Trapped inside this dysfunctional world, I can’t help but think of something an old friend of mine told me before I left Canada. We grew up in the city, but she’s since fled to the suburbs with her young family. I try to drag her downtown every now and then, but she insists she’s finished with urban lunch dates — too many “weirdos” and “homeless people,” she tells me.

Malan writes about the “eerie isolation of white suburbia.” Think affluent Oakville, multiply it by 100, then add the toxic mix of apartheid’s legacy. In the end, you might get something like Jo’burg.
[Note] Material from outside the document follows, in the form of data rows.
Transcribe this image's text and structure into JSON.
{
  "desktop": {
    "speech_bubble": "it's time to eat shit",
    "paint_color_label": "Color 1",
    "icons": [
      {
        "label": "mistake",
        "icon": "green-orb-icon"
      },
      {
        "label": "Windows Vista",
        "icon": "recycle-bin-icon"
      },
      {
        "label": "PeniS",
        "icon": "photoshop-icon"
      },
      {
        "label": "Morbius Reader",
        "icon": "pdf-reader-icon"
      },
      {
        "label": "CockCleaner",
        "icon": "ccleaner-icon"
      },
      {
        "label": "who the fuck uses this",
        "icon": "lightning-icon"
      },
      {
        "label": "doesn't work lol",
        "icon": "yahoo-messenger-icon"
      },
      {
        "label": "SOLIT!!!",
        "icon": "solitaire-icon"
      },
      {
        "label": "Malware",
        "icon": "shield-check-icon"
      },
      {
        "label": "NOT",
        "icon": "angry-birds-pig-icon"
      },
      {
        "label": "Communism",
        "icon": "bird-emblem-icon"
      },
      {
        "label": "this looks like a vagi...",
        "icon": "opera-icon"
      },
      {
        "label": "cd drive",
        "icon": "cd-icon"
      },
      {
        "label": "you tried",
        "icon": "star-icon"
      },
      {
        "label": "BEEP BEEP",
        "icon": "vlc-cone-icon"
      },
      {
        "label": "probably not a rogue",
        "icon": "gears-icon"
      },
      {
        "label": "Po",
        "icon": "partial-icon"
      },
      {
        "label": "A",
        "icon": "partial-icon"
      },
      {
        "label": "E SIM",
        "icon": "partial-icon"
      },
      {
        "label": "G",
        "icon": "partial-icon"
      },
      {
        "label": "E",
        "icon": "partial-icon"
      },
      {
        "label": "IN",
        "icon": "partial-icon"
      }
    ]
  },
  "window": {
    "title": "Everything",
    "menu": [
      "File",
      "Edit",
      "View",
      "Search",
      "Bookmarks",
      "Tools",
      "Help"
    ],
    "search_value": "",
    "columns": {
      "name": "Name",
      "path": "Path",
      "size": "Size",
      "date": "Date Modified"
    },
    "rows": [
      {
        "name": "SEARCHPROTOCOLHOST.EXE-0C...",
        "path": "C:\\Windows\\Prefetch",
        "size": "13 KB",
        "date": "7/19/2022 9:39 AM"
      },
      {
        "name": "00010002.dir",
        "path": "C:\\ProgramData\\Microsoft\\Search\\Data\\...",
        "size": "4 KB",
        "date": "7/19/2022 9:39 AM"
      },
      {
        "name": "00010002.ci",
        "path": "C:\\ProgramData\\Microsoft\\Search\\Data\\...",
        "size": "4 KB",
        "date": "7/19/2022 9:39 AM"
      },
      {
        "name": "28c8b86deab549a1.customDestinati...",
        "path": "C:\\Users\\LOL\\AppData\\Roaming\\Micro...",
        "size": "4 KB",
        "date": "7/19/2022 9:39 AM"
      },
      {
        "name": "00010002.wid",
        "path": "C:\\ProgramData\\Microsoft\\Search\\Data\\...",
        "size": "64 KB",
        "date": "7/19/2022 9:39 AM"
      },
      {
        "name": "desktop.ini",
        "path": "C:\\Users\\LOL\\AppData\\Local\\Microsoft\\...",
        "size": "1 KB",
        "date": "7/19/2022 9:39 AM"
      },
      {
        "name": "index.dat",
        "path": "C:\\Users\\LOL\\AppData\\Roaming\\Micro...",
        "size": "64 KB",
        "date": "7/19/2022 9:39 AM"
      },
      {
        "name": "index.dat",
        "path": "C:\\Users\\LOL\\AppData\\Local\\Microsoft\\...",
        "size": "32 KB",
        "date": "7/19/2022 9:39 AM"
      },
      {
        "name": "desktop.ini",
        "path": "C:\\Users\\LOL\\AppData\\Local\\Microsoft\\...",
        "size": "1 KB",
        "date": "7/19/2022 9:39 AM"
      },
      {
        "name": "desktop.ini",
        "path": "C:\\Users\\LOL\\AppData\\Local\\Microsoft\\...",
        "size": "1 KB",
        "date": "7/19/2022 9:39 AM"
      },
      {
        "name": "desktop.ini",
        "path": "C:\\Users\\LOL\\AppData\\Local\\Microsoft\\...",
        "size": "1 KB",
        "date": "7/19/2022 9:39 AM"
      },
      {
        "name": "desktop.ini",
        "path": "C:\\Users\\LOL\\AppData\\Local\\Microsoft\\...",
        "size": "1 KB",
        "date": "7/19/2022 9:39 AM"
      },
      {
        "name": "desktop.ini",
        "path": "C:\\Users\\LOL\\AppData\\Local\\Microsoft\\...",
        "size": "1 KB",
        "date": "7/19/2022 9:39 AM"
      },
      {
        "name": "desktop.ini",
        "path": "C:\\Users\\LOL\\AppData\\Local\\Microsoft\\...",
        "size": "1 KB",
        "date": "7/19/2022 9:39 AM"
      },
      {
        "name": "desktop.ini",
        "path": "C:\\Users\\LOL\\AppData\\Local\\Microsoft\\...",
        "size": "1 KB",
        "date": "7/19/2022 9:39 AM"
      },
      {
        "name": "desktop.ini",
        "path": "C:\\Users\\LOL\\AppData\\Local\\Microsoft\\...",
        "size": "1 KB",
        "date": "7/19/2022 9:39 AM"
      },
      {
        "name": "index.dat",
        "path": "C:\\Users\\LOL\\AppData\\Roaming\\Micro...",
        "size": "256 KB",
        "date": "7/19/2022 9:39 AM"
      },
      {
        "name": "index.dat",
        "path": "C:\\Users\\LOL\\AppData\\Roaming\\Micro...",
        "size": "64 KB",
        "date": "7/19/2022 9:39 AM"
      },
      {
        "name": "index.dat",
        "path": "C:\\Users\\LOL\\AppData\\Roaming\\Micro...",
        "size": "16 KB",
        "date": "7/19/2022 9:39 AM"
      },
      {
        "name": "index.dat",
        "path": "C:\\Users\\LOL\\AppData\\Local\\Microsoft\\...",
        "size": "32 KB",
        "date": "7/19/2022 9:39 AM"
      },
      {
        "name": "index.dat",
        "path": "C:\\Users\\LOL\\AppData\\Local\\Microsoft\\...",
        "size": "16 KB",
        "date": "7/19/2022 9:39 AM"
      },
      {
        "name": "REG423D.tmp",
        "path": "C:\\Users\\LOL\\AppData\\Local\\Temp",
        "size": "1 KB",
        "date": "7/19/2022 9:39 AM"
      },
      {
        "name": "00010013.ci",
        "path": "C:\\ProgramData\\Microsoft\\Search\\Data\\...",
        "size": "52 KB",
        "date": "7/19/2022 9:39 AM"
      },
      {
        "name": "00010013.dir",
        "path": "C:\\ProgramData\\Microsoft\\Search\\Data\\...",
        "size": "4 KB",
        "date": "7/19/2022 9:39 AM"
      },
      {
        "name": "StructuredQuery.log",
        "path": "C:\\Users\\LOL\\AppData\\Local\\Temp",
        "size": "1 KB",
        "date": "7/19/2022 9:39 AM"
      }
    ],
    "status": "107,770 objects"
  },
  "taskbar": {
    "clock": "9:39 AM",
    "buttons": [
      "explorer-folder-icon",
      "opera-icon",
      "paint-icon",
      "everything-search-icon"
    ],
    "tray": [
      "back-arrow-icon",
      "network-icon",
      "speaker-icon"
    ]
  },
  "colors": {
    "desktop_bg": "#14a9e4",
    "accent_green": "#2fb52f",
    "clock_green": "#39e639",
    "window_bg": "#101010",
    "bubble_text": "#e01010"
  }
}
Of course, Malan didn’t learn about the South African paradox in the sterile suburbs in which he grew up, but during his days as a crime reporter, a job that brought him to parts of South Africa his compatriots have never seen. “Whites seemed to draw fearfully into themselves, closing their hearts to Africa, blinding themselves to the suffering out there on the salt flats,” he writes.

Call it wilful blindness or blind faith, but our hosts and their children and their children’s children would rather not connect the dots. We insist on visiting Soweto, the sprawling township just outside Johannesburg, home of the historic 1976 uprising against the apartheid state.

“I can’t think of a worse way to spend a day,” the matriarch says when we return. Of course, she’s never been, nor have the members of her clan. Nor have they ever visited Nelson Mandela’s cell on Robben Island, despite countless trips to picturesque Cape Town.

They only have one piece of the puzzle they call terror.